Kaiserschnitt im Trend

TRIER. Immer mehr Kinder kommen per Kaiserschnitt zur Welt. Fast jedes dritte Baby im Land wurde mit Hilfe eines chirurgischen Eingriffs geboren. Hebammen betrachten die Entwicklung kritisch.

Die Zahl der Kinder geht zurück. Aber die Kinder, die geboren werden, kommen immer häufiger per Kaiserschnitt zur Welt. Das geht aus Zahlen des Statistischen Bundesamtes hervor. Besonders häufig wird bei Geburten in Rheinland-Pfalz zum Messer gegriffen. Knapp 29 Prozent der Mütter im Land bringen ihr Kind per Kaiserschnitt zur Welt. Vor zehn Jahren waren es noch 19 Prozent. Pro Jahr gibt es 31 000 neue Rheinland-Pfälzer

Die Tendenz sei steigend, sagt Sigrid Hansen von der Techniker Krankenkasse (TK) in Rheinland-Pfalz. Und das bei rückläufigen Geburtenzahlen. Gerade mal 31 000 Kinder kommen pro Jahr im Land auf die Welt. Seit 1995 ging die Zahl um 20 Prozent zurück. Mit dem steigenden Anteil an Kaiserschnitt-Geburten liegt Rheinland-Pfalz zwar im Trend.

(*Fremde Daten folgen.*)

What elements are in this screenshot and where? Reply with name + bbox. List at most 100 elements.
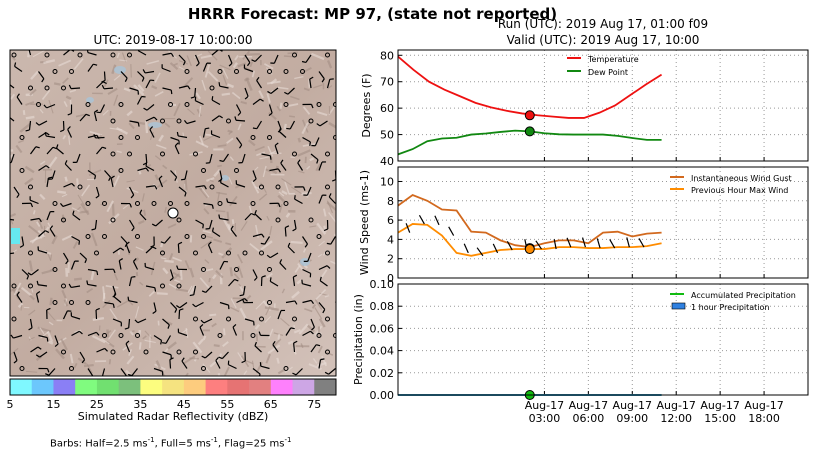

Doch zusammen mit Hessen, dem Saarland und Hamburg liegt das Land deutlich über dem Bundesdurchschnitt von 27,6 Prozent. Gründe für die hohe Zahl der Kaiserschnitte sind laut Hansen das steigende Alter der Mütter und - damit zusammenhängend - mehr Risikoschwangerschaften. Auch der Wunsch nach einer möglichst schmerzfreien und termingerechten Geburt spiele eine Rolle. "Doch der Kaiserschnitt bleibt eine große Operation mit Risiken wie Blutungen und Infektionen, die nur durchgeführt werden sollte, wenn dies medizinisch notwendig ist", warnt Anneliese Bodemar, Leiterin der TK-Landesvertretung. Zumal die Kosten für einen Kaiserschnitt fast doppelt so hoch sind wie bei einer normalen Entbindung. Auch Frauenärzte und Hebammen warnen vor der Entwicklung. Weil eine Kaiserschnittgeburt rasend schnell gehe, könne das ein Schock für das Kind sein. Auf eine "normale" Geburt könnten sich Mutter und Kind besser einstellen, sagen die Hebammen.